The cost function of a cache item is described by the formula: t * s / p. Objects with highest cost are the first to be evicted in case limits.storage limit is reached.

LRU groups

For efficiency, the cache is divided into LRU (Least recently used) sets (groups) such that all objects in a given group share the same integer value of log2(s / p). In the current distributor node implementation, the unit used for s (object size) is KB (kilobytes). This means that if we have 24 LRU groups and assume p = 1 (popularity = 1) for all objects, first LRU group will contain objects of size 1 - 2 KB, second one 2 - 4 KB etc. up until 24-th group with objects of size 8 - 16 GB (or 2^23 KB - 2^24 KB).

When the object is being requested, we're incrementing its p and checking the current value of log2(s / p). Then we're calling SetA.delete(object) + SetB.add(object) (either moving the item to a different LRU set based on current log2(s / p), in which case SetA !== SetB, or just moving the item to the "top" of the current set, in which case SetA === SetB). All of those operations are very quick and don't require any costly iterations.

In order to find the best eviction candidate, we're taking the "bottom" item from each LRU set and then choose an element with lowest t * s / p (which is also a low-cost operation, considering we need only ~24 LRU groups)

Cache cleanup

No-longer-distributed data objects are dropped from the cache periodically every intervals.cacheCleanup seconds.
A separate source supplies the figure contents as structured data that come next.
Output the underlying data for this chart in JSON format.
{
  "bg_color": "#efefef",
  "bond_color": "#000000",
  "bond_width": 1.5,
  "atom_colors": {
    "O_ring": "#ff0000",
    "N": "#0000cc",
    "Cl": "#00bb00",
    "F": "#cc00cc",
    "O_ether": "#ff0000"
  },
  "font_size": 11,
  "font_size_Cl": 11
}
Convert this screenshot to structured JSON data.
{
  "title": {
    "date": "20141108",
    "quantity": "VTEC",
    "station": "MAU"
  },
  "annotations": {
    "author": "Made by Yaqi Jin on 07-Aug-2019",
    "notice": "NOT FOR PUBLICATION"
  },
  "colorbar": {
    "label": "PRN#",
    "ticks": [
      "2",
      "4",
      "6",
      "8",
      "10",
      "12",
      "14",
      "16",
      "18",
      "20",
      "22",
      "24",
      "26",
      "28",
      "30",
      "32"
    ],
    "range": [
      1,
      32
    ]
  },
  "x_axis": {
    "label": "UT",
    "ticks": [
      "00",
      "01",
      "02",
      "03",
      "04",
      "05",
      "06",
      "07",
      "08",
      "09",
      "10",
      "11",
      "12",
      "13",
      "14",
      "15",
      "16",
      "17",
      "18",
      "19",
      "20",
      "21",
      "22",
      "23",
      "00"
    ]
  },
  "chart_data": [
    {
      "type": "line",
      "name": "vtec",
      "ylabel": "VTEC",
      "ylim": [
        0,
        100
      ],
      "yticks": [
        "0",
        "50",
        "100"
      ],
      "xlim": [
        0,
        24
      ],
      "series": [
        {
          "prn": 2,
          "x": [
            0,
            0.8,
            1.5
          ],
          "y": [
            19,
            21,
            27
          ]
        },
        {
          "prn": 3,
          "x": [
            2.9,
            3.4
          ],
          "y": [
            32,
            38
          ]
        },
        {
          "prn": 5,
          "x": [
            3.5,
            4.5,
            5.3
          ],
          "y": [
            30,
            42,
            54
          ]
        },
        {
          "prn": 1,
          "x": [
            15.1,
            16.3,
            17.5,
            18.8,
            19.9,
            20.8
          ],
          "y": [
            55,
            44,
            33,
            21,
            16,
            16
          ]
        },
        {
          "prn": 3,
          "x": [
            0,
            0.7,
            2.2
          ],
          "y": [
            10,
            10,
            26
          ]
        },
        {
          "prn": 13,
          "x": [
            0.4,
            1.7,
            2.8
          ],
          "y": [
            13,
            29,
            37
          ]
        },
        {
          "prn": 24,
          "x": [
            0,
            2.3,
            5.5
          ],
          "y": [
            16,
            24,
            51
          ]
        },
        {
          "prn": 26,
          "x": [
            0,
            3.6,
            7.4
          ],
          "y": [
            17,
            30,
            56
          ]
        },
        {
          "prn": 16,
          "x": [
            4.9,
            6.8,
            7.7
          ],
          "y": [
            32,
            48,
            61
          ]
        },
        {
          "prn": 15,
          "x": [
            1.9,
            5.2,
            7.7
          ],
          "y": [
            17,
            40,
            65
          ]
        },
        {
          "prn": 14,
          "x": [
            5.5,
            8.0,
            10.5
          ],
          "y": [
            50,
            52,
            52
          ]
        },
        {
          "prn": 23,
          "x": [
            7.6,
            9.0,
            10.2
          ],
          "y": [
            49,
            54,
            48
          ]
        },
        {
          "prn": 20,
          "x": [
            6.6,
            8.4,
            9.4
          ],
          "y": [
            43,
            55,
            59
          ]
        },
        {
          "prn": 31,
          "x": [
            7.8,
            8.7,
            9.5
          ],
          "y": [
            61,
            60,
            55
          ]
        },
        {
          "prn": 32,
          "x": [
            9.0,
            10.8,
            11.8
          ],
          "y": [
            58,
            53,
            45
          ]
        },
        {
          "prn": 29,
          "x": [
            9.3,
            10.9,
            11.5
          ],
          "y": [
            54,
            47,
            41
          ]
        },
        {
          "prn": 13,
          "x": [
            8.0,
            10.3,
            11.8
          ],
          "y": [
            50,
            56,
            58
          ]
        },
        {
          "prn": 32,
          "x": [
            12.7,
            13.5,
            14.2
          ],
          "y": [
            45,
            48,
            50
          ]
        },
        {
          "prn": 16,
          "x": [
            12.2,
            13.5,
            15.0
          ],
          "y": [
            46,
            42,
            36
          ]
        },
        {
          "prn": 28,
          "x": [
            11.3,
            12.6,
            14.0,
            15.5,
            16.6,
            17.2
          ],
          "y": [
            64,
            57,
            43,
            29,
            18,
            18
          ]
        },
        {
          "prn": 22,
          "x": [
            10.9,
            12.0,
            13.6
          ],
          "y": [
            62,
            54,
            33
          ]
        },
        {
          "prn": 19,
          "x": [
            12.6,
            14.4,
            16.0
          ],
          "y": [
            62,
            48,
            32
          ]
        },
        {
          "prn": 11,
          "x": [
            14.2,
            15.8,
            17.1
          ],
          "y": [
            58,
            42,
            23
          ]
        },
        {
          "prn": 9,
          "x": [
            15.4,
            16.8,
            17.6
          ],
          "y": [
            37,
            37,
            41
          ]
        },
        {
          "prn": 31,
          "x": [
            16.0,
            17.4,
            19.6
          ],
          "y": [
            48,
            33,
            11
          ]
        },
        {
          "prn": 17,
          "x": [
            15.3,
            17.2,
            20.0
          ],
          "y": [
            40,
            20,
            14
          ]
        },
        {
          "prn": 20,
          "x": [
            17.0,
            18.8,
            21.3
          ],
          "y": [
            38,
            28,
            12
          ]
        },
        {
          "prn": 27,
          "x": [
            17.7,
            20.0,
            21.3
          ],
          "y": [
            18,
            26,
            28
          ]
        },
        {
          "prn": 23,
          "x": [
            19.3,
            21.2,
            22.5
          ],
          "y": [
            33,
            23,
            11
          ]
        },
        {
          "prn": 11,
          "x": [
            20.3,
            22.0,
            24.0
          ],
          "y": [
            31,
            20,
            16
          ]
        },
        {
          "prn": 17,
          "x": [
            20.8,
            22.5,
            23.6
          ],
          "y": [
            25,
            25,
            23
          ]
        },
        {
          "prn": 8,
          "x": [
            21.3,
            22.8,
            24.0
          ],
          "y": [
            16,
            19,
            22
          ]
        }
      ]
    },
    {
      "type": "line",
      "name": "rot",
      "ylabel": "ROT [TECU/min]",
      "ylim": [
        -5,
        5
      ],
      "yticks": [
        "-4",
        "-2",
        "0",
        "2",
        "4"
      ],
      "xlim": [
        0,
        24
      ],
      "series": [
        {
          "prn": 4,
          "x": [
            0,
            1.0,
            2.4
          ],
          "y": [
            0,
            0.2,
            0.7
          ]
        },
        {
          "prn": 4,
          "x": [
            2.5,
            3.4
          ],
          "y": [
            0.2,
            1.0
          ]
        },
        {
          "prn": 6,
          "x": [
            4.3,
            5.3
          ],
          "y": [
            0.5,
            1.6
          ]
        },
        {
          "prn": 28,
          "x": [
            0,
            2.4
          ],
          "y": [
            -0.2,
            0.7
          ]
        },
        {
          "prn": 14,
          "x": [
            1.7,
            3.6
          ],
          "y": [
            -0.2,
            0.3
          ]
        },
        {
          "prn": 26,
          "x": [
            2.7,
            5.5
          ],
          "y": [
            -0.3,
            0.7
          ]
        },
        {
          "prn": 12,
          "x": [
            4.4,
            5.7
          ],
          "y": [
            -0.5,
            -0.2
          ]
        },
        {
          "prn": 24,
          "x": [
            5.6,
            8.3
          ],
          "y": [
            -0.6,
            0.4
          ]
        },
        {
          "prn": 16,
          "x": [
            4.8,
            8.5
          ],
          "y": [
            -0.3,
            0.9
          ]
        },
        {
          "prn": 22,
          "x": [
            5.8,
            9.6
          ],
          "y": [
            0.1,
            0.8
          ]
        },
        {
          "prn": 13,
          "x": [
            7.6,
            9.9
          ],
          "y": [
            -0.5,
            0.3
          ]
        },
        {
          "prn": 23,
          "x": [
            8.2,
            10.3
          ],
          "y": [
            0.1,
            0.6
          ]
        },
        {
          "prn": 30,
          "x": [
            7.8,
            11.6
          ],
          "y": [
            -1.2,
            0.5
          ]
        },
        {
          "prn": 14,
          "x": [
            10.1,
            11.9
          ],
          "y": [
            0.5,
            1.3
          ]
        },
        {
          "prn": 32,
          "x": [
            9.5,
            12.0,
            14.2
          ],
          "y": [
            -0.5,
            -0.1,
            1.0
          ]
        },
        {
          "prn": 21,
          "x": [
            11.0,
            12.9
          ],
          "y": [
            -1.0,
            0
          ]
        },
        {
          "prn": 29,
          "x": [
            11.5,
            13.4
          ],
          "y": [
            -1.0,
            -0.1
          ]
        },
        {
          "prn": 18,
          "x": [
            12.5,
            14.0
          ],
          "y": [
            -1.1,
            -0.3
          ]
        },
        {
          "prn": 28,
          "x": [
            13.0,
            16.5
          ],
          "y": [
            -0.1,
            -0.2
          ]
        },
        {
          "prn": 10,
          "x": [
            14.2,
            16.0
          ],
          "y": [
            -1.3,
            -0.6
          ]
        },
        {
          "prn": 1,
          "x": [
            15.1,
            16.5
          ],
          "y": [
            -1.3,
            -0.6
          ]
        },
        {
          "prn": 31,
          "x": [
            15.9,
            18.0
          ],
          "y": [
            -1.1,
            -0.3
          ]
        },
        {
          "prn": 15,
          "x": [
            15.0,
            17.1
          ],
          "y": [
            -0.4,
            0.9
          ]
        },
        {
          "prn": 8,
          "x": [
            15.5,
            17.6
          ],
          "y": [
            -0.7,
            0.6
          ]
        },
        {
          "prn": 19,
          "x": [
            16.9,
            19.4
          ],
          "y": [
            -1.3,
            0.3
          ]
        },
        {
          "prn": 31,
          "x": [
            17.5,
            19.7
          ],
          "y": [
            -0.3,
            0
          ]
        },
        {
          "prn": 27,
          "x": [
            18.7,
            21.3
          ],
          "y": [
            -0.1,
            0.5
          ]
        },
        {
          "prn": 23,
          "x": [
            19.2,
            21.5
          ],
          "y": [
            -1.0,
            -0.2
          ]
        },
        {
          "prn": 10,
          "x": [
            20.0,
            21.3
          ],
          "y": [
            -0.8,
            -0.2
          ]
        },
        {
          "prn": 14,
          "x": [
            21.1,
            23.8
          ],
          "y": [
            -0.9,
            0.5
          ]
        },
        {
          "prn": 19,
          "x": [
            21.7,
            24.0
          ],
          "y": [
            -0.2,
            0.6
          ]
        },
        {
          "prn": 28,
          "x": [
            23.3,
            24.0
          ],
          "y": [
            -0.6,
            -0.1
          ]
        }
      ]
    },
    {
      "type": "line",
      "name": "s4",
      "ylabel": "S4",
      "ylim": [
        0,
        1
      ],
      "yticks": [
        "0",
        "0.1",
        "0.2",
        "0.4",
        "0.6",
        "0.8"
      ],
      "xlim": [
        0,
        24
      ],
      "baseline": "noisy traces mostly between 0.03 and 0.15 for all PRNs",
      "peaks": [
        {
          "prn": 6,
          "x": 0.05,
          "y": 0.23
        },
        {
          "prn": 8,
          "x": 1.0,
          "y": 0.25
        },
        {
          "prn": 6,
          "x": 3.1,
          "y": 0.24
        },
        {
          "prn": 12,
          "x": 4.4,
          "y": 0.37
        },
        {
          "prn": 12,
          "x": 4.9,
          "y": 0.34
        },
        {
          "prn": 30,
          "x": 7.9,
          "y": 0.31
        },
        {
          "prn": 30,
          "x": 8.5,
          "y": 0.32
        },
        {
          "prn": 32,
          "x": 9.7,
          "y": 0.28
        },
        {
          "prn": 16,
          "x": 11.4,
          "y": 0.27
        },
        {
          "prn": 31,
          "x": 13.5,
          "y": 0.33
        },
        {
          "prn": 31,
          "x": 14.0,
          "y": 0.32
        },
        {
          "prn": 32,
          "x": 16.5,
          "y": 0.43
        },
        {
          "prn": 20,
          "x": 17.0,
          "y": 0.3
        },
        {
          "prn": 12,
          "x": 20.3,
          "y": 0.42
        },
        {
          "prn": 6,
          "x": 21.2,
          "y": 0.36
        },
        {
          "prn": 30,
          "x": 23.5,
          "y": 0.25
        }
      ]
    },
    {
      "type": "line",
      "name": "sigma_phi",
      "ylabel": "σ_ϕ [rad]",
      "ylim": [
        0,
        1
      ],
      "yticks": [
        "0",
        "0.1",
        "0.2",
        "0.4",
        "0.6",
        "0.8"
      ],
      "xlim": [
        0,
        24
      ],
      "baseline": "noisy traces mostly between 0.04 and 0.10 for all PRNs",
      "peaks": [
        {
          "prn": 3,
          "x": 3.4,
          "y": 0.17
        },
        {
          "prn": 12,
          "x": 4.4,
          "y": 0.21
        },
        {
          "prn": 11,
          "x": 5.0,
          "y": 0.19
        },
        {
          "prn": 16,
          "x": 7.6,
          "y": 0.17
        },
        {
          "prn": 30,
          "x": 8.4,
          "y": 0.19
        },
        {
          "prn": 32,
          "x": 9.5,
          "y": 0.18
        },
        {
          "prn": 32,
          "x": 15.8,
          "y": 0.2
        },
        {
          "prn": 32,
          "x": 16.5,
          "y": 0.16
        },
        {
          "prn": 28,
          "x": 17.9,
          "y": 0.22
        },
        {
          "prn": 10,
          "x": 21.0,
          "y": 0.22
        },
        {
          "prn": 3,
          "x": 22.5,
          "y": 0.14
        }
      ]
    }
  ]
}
During this time the distributor node will fetch all its current on-chain obligations using the query node and drop any objects that are part of the cache but not part of the obligations from both the cache state and filesystem.

Logging

The distributor node supports detailed logging with winston library. NPM log levels are used to specify the log priority.

The logs can be directed to some of the 3 available outputs, depending on the logs configuration settings:

• console (logs.console)
• log file(s) (logs.file)
• an elasticsearch endpoint (logs.elastic)

Query node integration

Because the distributor node is making requests to a query node:

• on cache miss
• periodically, for cache cleanup purposes

In order to achieve the best perfomance it is recommended to either run the query-node processor and graphql server on the same machine the distributor node will be running on, or use a query node endpoint that can be accessed with a minimal latency.

Taking the docker-compose.yml example, the services that could be run on the same machine may include:

• db
• processor
• graphql-server
• distributor-node

The INDEXER_ENDPOINT_URL can be point to a completely external indexer endpoint, as the latency between processor and indexer is less of an issue in this case.